• Question: How many people in the world get affected by your job?

    Asked by kat9812 to Steph, Mike, Matt, Dan, Ant on 14 Mar 2012. This question was also asked by wimmer45, danwoodell, nemosherlock1204.
    • Photo: Matt Maddock

      Matt Maddock answered on 14 Mar 2012:


      That’s tricky to answer.

      Specifically and directly by my job, perhaps a few hundred – those people who come to use the synchrotron where I work. However, if I wasn’t here to help the machine run, they couldn’t do their science – science which potentially affects everyone! Diamond – the machine I work on – is used to help design medicines, to make air-travel safer, to improve computing…all sorts! So many things, I can’t even begin to remember or understand them all.

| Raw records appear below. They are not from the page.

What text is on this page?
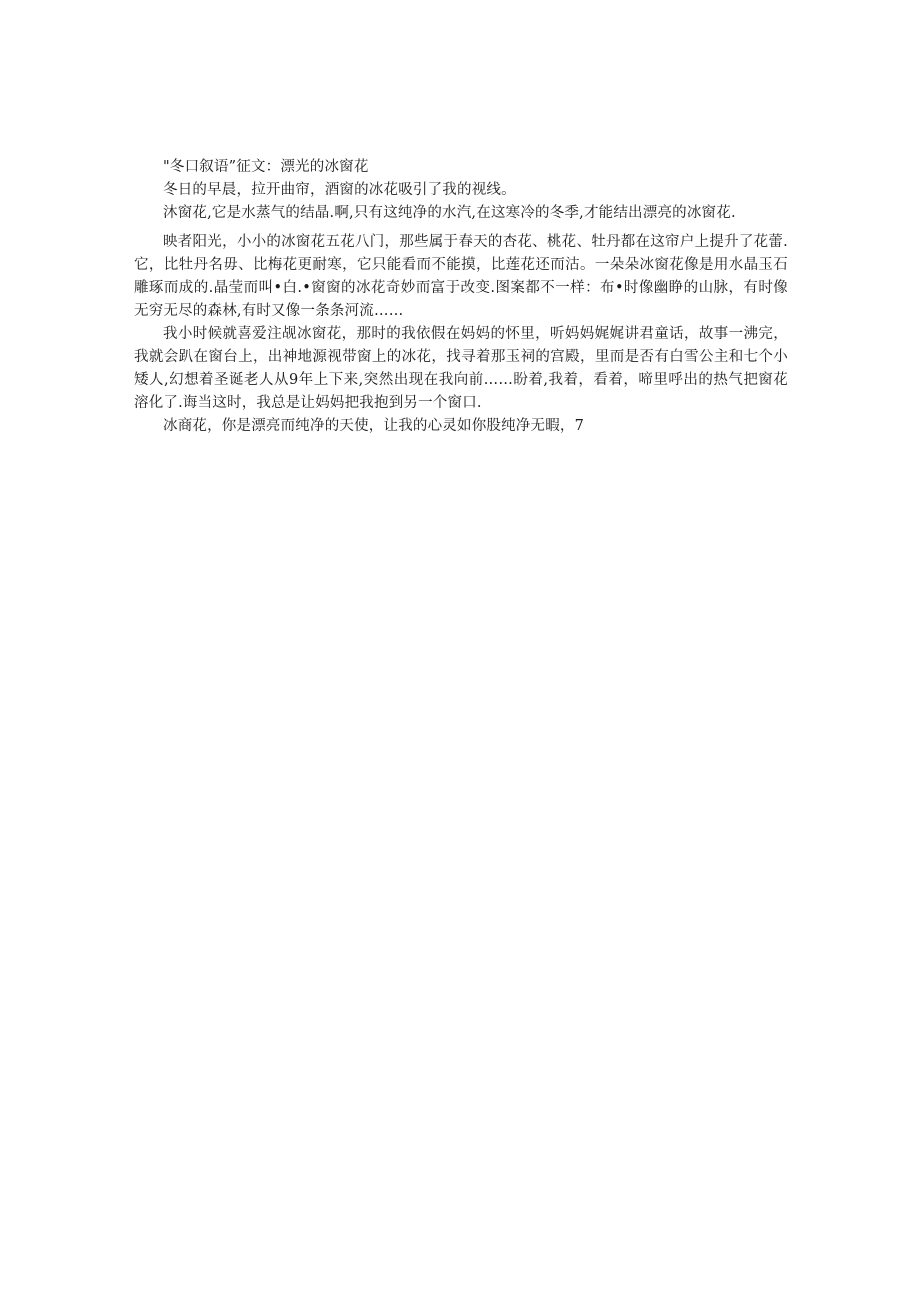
"冬口叙语”征文：漂光的冰窗花

冬日的早晨，拉开曲帘，酒窗的冰花吸引了我的视线。

沐窗花,它是水蒸气的结晶.啊,只有这纯净的水汽,在这寒冷的冬季,才能结出漂亮的冰窗花.

映者阳光，小小的冰窗花五花八门，那些属于春天的杏花、桃花、牡丹都在这帘户上提升了花蕾.它，比牡丹名毋、比梅花更耐寒，它只能看而不能摸，比莲花还而沽。一朵朵冰窗花像是用水晶玉石雕琢而成的.晶莹而叫•白.•窗窗的冰花奇妙而富于改变.图案都不一样：布•时像幽睁的山脉，有时像无穷无尽的森林,有时又像一条条河流……

我小时候就喜爱注觇冰窗花，那时的我依假在妈妈的怀里，听妈妈娓娓讲君童话，故事一沸完，我就会趴在窗台上，出神地源视带窗上的冰花，找寻着那玉祠的宫殿，里而是否有白雪公主和七个小矮人,幻想着圣诞老人从9年上下来,突然出现在我向前……盼着,我着，看着，啼里呼出的热气把窗花溶化了.诲当这时，我总是让妈妈把我抱到另一个窗口.

冰商花，你是漂亮而纯净的天使，让我的心灵如你股纯净无暇，7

      So – depending on how you look at it, the work I do affects pretty much everyone who takes medicines, or uses computers, or flies on an aeroplane, or…

    • Photo: Dan Veal

      Dan Veal answered on 14 Mar 2012:


      Most of my projects it affects the few dozen people who either work with me or who I do the work for. But in 5 or 10 years it’s probably going to be hundreds or thousands, for example I’m now building a distance measuremetn system that uses laser beams tracked with cameras, so in a few years it may be commercialized in a small way so several systems will be sold and used in factories like Airbus to make airplanes, or assemble the wings, etc. I hope anyway!

    • Photo: Mike Salter

      Mike Salter answered on 14 Mar 2012:


      Hmmm, it could be a lot! I’m currently working on a camera for the International Space Station, you’ll be able to log onto a website and watch up-to-date images of it flying over the world – and even see your own house! I reckon this could be quite popular – so maybe millions!!!!